From that first show there was a degree of separation between Tor Maries, who is attentive and reflective in conversation, and the confident, charismatic Billy Nomates. “If Billy Nomates gets slated for something that’s cool. If Tor Maries gets slated for something I’m heartbroken.” It’s a persona that carried over to her debut album which describes an all-too familiar world of dead-end jobs and gallows humour but injects it with character through the same slick charm that was on show at Longwell Records. It sounds rough around the edges by circumstance, given it was made in a kitchen, but Billy Nomates’ DIY aesthetics have become part of the design. “I don’t want to give you something polished, you can go to every other artist for that.” She’s keen to keep doing as much of production and engineering as she can, setting up a makeshift studio in her father’s shed.

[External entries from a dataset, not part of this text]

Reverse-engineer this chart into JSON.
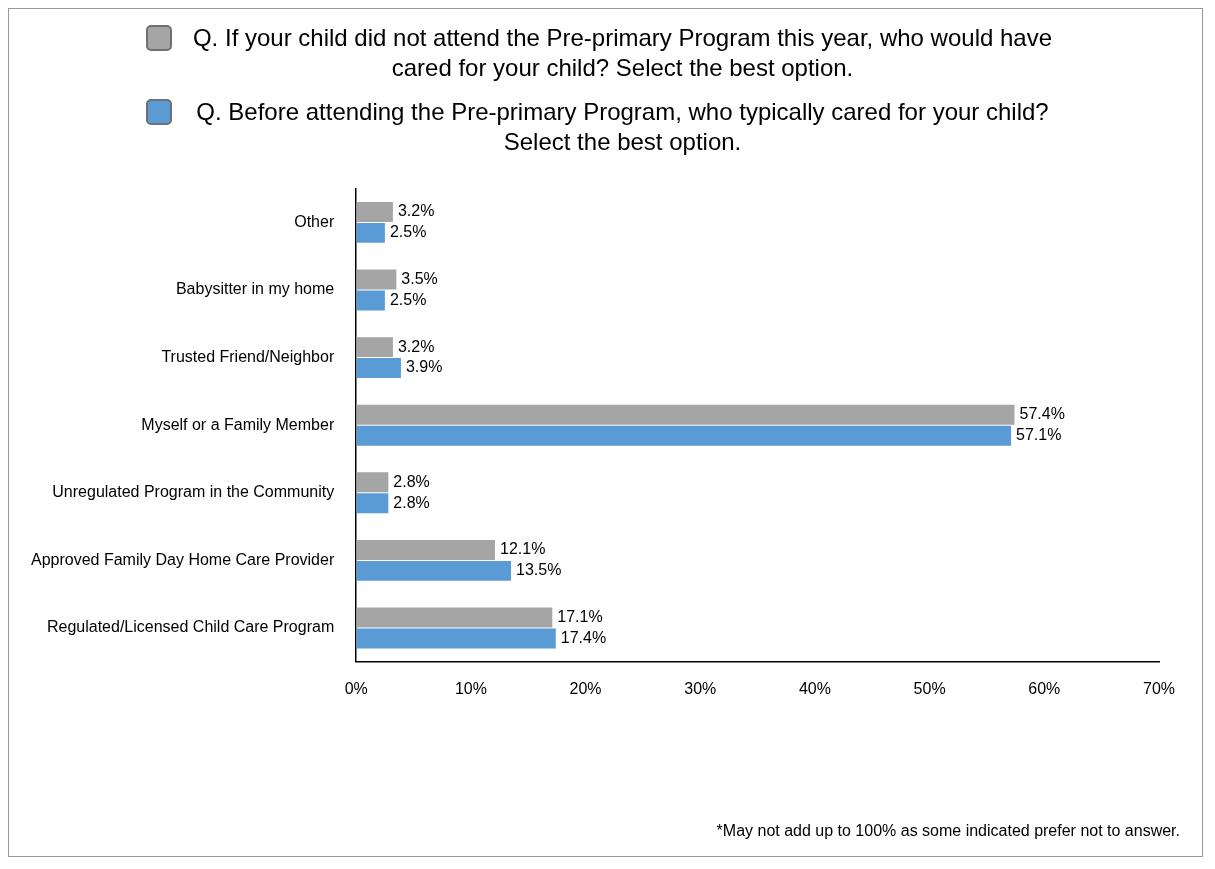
{
  "chart_data": {
    "type": "bar",
    "orientation": "horizontal",
    "legend": "top",
    "grid": false,
    "categories": [
      "Other",
      "Babysitter in my home",
      "Trusted Friend/Neighbor",
      "Myself or a Family Member",
      "Unregulated Program in the Community",
      "Approved Family Day Home Care Provider",
      "Regulated/Licensed Child Care Program"
    ],
    "series": [
      {
        "name": "Q. If your child did not attend the Pre-primary Program this year, who would have cared for your child? Select the best option.",
        "color": "#a5a5a5",
        "values": [
          3.2,
          3.5,
          3.2,
          57.4,
          2.8,
          12.1,
          17.1
        ],
        "value_labels": [
          "3.2%",
          "3.5%",
          "3.2%",
          "57.4%",
          "2.8%",
          "12.1%",
          "17.1%"
        ]
      },
      {
        "name": "Q. Before attending the Pre-primary Program, who typically cared for your child? Select the best option.",
        "color": "#5b9bd5",
        "values": [
          2.5,
          2.5,
          3.9,
          57.1,
          2.8,
          13.5,
          17.4
        ],
        "value_labels": [
          "2.5%",
          "2.5%",
          "3.9%",
          "57.1%",
          "2.8%",
          "13.5%",
          "17.4%"
        ]
      }
    ],
    "xlim": [
      0,
      70
    ],
    "xticks": [
      {
        "value": 0,
        "label": "0%"
      },
      {
        "value": 10,
        "label": "10%"
      },
      {
        "value": 20,
        "label": "20%"
      },
      {
        "value": 30,
        "label": "30%"
      },
      {
        "value": 40,
        "label": "40%"
      },
      {
        "value": 50,
        "label": "50%"
      },
      {
        "value": 60,
        "label": "60%"
      },
      {
        "value": 70,
        "label": "70%"
      }
    ],
    "annotations": [
      "*May not add up to 100% as some indicated prefer not to answer."
    ]
  }
}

The plan for 2020 was to keep evolving Billy Nomates on the road, particularly around the record’s release, but then the pandemic hit. After recovering from the whiplash of an abrupt, undesired screech to a halt, just as momentum was really beginning to pick up, Maries was forced yet again to make the best of what she had. With lockdown shrinking her world considerably she started getting obsessed with the old payphones dotted around the Isle of Wight like monuments to a bygone era, some of which are no longer connected.

One booth on the bay for emergency calls stood out in particular. “You’d have to be so direct on a payphone, you’d have to really say you were in trouble. You couldn’t fuck about with it,” she says. “That fascinated me because it’s something we’ve kind of stopped doing. Maybe because we’re making sense of how we feel.” This fed into her new standalone EP, Emergency Telephone. “I got obsessed with this idea that it’s this dying line, that they’re all going to go soon. It’s like the last saloon for them. I got a bit obsessed and fascinated. I’m also very lonely! I just liked the idea, they’ve got their own weird appeal and their own strange stories to tell.” At the same time Maries was listening to some of her labelmates on Invada, a label which specialises in soundtracks. “I started to think, if I were to do narrative stuff, how would I go about it?”

The result is an EP that’s more atmospheric than her debut album. She incorporates samples, of the rain, car engines and the eerie, strangely alien sounding ringtones of that payphone on the bay (which appropriately enough has been removed by the council in the time since she recorded). There are moments of striking ambience, particularly on a short untitled sequence where the sounds of the sea are punctuated by the jarring sound of WhatsApp notifications. For all of the hints at a wider world, however, it is also extremely intimate, its melancholia inseparable from the very personal grief of lifelong plans curtailed by cruel circumstances and the forced introspection of life under lockdown. The theme of communication might have been Maries’ jumping off point, “but I think the way I end up writing is always more personal than I realise,” she says. “In retrospect it is my response to the last year. I don’t think I intended to do that, and I resent that I’ve done that in a way, but I think it’s almost necessary. I think a few of us are gonna have to purge this.”

On the road to stage five - acceptance – with her pandemic grief, Maries’ sights are now set on the future. She has faith that the DIY music industry will return even stronger in order to survive; having weathered not only a pandemic but a Tory government intent on its destruction. “I think it’s sinister what’s happening. Truly. I think they’re afraid of music because it’s a massive influence on people politically,” she says. “My feeling is that this year I’ll be working [a temp job] somewhere again by the summer.” Nevertheless, she continues work on her second album. “I just want to survive the next year, and to keep making work,” she says. Billy Nomates reignited a fire in Tor Maries, and it’s one that continues to burn, against all odds.